Can your greatest dreams come true?

Reading recently about the disappointing roles being taken up by our graduates – waitress work, call centre operatives, shelf-filling roles – there is much concern about training our young people for jobs they do not go on to do.  What a waste of public money and a waste of time both for graduates and those who have put in effort to get them to the proud point of achieving a degree.  Worse still, not only can’t they get the job they hoped for, they also have a big debt to pay off.

For me though, the biggest sin is not starting early to encourage our youngsters to think about what they would enjoy doing in the longer term.  By the time they leave University, having invested time and effort in every step that took them to their degree, it is too late.

We are focusing on the wrong thing:  the issue is not availability of jobs nor suitability of candidates to do the jobs available.  It’s about career planning from day one.

When my children turned 14 they started thinking about their longer term ambitions.  That may seem young, but before you cry foul, it wasn’t full-on career counselling. Actually they enjoyed thinking about it and it opened their eyes to what might be possible.

All I did was to encourage them to start looking at what they enjoyed and what they didn’t enjoy in the things they did at school, work and leisure.  This gave them a first sense of what job might suit them and fit their personality and style.  Whether they could get the level of qualifications, wanted to study the appropriate subjects, etc. would come later.

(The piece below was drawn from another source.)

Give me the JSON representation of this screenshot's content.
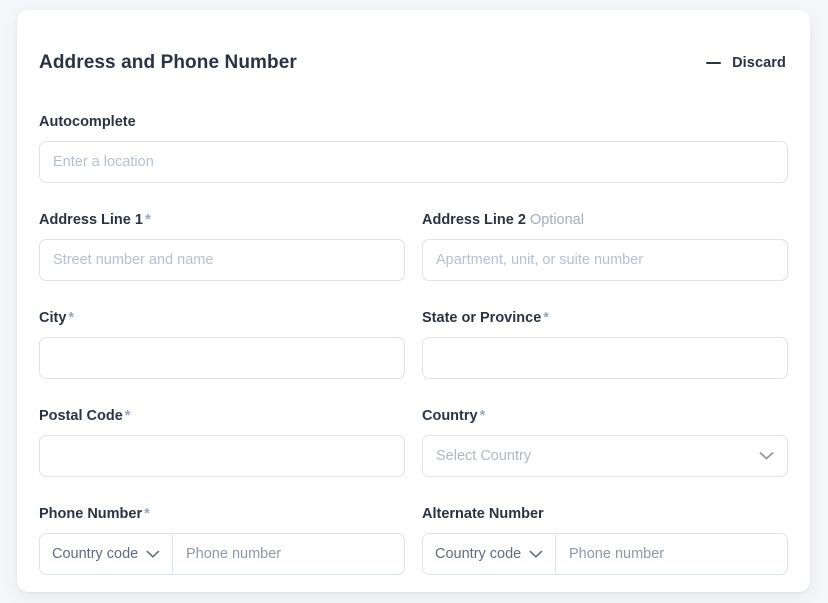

What I have learnt is that most young people just don’t think to do this at all.  And why should they if it isn’t in the curriculum and their parents don’t happen to be in the career development world?

Early thinking can help decide what GCSEs to take.  Then what A-Levels afterwards (or whether ‘A’-Levels are even the right route to the kind of job they want to do).  All should be aligned to an end-game, which may change over time.  It’s no more than a good starting point.  As schools often offer little help with this, decisions are taken arbitrarily on the basis of what their best mates are doing, who is their favourite teacher, what is their best subject, etc.  These things can impact success, but are not key to making the right choices for the longer term.

Our work on motivation encourages consideration of the type of person you are and what motivates you in your life and work.  This can change over time as priorities and responsibilities change, but fundamentally your core personality is unlikely to radically alter once you get past 16.

If you are a socialiser (like 41% of the population) then it is really important to spend time with friends and colleagues, and for your work relationships to extend into social activities.

If you are a true believer (like 6% of the population) then it matters where you work, who you work for and what you contribute to society.  Making a difference is dear to your heart.

These are just two examples, but they highlight why early thoughts on what you might do and where you might do it are crucial to how much you enjoy your job in years to come.

This kind of consideration is key to outplacement support at Chiumento at any age, but doing it early on in schools and colleges could make a real difference to the level of happiness people feel in their work.  As Mark Manson highlights – that makes all the difference to getting the most out of life.

And isn’t getting the most out of life everyone’s greatest dream?

Getting a job isn’t easy, especially not when you have no experience to refer to.  I’m not saying don’t start at the bottom and learn the ropes.  We know in the past graduates often had unrealistic expectations of stepping straight into a senior and highly paid role.

My point is that having thought about what matters to you personally helps you choose the right industry, organisation or discipline – then it’s a matter of starting at the bottom in the right place and not the wrong one.

Let’s stop setting our children up for disappointments, for taking up jobs they don’t really want in the belief that’s the best they can do, and start helping them see what a great job would look like for them – and help them go for it!